Religious Extremists Killing Women in Basra, Iraq


Women in Basra have become the targets of a violent campaign by religious extremists, who leave more than 15 female bodies scattered around the city each month, police officers say. Maj. Gen. Abdel Jalil Khalaf, commander of Basra's police, said Thursday that self-styled enforcers of religious law threatened, beat and shot women who they thought weren't sufficiently Muslim. --Jay Price and Ali Omar Al-Basri


By Jay Price and Ali Omar Al-Basri
McClatchy Newspapers
Thursday 04 October 2007

Basra, Iraq - "This is a new type of terror that Basra is not familiar with," he said. "These gangs represent only themselves, and they are far outside religious, forgiving instructions of Islam."

Often, he said, the "crime" is no more than wearing Western clothes or not wearing a head scarf.

Before the U.S.-led invasion in 2003, Iraqi women had had rights enshrined in the country's constitution since 1959 that were among the broadest of any Arab or Islamic nation. However, while the new constitution says that women are equal under the law, critics have condemned a provision that no law can contradict the "established rulings" of Islam as weakening women's rights.

The vigilantes patrol the streets of Basra on motorbikes or in cars with dark-tinted windows and no license plates. They accost women who are not wearing the traditional robe and head scarf known as hijab. Religious extremists in the city also have been known to attack men for clothes or haircuts deemed too Western.

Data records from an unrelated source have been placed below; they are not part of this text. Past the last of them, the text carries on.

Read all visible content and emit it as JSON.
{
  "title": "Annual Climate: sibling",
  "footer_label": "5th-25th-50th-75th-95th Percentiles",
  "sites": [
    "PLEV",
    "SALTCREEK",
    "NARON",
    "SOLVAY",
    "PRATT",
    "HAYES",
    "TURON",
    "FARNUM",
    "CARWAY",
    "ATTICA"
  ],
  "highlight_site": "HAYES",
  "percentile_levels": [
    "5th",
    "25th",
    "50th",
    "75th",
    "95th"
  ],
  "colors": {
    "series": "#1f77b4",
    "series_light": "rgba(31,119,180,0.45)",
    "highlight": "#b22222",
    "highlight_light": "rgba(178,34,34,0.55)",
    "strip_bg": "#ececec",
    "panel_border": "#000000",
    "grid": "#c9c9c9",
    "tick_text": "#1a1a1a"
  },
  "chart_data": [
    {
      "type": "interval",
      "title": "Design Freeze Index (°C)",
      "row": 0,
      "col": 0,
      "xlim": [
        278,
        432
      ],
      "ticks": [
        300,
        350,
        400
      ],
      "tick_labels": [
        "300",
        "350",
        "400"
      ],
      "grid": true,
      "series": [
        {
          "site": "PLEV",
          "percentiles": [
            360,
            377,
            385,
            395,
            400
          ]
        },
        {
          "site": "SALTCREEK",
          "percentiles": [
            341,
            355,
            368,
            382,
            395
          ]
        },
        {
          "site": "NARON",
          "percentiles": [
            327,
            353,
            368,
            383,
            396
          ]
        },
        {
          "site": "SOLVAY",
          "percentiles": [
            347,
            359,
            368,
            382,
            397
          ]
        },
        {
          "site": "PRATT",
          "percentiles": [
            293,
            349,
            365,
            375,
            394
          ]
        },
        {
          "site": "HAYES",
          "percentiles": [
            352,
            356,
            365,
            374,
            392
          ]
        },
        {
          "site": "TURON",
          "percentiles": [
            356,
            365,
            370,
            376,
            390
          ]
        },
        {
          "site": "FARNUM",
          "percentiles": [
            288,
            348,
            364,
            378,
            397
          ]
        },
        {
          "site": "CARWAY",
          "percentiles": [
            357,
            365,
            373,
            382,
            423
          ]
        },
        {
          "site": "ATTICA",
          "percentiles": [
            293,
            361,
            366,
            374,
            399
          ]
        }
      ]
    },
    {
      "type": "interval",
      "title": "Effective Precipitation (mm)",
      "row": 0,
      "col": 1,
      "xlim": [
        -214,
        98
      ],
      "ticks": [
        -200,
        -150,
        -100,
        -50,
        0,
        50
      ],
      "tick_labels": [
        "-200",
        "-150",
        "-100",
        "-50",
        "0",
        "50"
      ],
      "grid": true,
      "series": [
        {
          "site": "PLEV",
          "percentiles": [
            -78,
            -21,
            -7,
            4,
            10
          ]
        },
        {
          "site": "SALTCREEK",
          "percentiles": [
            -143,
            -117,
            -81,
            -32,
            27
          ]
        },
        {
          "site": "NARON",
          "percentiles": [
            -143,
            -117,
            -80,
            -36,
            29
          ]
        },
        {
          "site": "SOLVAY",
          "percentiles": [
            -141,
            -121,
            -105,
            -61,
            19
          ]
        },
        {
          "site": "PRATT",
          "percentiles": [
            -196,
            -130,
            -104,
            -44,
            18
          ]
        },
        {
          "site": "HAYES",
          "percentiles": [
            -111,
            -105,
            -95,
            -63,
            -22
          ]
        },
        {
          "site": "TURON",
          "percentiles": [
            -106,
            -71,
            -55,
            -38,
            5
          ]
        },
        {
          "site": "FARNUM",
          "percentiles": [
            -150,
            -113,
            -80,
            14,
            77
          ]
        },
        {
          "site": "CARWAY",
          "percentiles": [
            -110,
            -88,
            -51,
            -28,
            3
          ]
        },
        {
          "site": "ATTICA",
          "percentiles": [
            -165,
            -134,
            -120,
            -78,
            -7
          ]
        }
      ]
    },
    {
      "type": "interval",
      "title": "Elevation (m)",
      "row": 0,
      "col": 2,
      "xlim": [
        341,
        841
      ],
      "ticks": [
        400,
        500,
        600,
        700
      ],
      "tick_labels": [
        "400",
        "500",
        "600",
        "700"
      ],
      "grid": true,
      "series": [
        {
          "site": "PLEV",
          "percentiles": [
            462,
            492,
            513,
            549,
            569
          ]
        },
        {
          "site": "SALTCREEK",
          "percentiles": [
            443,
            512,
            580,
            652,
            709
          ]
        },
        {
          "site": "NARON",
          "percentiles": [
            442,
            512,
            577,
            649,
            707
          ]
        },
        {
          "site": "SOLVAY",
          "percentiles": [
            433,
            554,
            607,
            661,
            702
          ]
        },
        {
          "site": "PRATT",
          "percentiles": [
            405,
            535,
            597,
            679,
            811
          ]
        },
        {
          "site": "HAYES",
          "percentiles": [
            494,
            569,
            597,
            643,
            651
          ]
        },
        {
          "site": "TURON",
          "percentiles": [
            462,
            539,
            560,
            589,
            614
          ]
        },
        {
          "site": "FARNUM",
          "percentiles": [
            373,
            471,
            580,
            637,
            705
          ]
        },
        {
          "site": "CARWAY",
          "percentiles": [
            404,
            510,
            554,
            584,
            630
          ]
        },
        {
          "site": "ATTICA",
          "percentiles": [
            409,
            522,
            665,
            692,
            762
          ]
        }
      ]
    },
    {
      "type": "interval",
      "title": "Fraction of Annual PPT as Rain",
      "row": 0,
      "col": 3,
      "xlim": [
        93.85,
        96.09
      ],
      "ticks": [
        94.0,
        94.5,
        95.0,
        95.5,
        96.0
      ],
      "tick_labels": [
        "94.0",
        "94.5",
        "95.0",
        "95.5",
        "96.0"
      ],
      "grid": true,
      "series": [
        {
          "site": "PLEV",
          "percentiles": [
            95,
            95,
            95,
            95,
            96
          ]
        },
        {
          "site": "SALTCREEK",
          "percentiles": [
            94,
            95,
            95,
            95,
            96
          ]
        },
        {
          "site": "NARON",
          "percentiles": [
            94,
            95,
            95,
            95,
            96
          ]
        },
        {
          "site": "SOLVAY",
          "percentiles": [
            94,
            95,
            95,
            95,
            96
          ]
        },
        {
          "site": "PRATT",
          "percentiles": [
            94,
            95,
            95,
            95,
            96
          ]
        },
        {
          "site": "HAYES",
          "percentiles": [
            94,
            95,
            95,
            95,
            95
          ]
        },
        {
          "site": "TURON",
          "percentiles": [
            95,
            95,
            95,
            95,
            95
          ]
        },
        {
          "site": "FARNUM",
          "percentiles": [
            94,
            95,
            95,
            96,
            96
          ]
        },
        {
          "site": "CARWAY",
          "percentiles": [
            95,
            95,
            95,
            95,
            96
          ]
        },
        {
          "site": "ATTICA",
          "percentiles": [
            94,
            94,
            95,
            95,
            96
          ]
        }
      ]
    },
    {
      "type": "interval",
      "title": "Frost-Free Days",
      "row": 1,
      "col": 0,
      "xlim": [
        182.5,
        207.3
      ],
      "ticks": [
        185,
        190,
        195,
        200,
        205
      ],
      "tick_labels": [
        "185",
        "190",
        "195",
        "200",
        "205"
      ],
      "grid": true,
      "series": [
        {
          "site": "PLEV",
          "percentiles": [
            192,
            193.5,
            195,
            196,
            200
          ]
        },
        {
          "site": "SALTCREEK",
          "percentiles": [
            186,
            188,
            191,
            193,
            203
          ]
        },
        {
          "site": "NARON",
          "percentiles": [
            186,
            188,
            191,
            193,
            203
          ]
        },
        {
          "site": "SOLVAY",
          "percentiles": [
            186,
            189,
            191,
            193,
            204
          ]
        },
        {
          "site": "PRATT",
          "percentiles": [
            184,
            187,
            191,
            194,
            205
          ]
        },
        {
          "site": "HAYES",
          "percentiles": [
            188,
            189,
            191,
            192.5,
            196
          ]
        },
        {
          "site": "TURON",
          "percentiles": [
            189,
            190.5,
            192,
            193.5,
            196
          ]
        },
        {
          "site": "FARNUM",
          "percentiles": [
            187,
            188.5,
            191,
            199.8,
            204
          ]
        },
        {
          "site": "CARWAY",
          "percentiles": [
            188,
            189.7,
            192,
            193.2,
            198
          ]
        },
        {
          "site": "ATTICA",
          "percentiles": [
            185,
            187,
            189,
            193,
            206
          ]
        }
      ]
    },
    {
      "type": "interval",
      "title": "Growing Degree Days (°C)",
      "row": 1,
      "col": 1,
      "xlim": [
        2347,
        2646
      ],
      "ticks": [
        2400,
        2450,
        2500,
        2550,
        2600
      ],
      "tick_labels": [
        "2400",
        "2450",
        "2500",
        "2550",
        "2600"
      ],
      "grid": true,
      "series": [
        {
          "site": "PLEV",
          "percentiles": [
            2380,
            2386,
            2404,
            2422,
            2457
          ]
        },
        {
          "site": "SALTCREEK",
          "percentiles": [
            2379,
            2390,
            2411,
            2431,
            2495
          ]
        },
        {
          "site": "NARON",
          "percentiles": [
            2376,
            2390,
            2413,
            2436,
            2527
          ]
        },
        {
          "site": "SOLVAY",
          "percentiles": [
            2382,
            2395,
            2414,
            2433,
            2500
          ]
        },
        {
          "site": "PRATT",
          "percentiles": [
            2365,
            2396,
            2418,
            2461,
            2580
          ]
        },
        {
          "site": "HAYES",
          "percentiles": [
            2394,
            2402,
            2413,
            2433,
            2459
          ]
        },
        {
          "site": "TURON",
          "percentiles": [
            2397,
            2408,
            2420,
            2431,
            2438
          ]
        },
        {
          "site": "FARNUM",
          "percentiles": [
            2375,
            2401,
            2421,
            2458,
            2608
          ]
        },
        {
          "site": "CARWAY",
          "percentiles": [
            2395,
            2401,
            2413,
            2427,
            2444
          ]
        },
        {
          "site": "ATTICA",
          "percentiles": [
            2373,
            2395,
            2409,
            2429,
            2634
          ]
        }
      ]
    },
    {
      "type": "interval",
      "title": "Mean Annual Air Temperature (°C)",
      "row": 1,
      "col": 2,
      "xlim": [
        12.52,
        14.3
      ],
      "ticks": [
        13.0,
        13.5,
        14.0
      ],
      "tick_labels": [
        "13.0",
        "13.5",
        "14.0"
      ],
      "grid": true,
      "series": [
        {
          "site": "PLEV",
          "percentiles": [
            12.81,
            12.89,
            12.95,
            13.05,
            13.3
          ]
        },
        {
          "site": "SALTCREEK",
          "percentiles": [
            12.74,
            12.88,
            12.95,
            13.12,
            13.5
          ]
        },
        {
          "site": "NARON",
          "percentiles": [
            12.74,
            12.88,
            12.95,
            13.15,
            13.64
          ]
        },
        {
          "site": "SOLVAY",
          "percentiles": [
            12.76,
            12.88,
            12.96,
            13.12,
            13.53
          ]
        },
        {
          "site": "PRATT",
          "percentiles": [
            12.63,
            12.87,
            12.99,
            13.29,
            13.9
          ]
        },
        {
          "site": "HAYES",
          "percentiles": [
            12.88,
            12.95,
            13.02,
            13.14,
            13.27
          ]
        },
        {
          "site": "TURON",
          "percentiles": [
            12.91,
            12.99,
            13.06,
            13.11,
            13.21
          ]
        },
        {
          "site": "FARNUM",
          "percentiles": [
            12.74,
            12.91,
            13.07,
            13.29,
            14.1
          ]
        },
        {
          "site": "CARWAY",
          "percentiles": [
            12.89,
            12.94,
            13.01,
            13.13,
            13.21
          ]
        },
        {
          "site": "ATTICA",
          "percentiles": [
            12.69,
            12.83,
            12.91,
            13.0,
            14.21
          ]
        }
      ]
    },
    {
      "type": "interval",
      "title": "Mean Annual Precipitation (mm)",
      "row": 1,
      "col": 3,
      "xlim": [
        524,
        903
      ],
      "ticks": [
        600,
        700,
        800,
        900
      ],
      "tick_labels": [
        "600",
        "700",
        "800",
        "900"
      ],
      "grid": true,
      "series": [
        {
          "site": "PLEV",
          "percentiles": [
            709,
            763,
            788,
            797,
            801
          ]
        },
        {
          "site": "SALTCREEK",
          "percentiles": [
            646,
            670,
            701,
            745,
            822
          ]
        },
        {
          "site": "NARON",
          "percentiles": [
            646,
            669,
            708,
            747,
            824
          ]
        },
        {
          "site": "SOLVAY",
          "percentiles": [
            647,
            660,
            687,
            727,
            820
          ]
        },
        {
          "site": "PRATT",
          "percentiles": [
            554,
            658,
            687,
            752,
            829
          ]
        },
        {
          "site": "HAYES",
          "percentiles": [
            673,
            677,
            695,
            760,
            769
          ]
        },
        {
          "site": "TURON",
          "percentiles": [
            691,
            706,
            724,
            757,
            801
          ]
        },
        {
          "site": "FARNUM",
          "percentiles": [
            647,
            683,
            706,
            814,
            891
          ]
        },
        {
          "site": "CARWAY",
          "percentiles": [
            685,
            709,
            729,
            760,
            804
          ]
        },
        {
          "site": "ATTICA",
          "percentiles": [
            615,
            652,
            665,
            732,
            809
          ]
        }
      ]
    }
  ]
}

Like all of southern Iraq, Basra is populated mostly by Shiite Muslims, so sectarian violence is not a major problem, but security has deteriorated as Shiite militias fight each other for power. British troops in the area pulled out last month.

Developments

A U.S. soldier was killed Thursday by small-arms fire in Baghdad, military officials said.

The Shiite Muslim mayor of Iskandariyah, a city south of Baghdad, was killed Thursday along with four bodyguards when a roadside bomb tore into their convoy.

Iraq's self-governing Kurdish region finalized a handful of new oil deals, further straining relations with Baghdad, which wants to centralize control of the country's oil resources.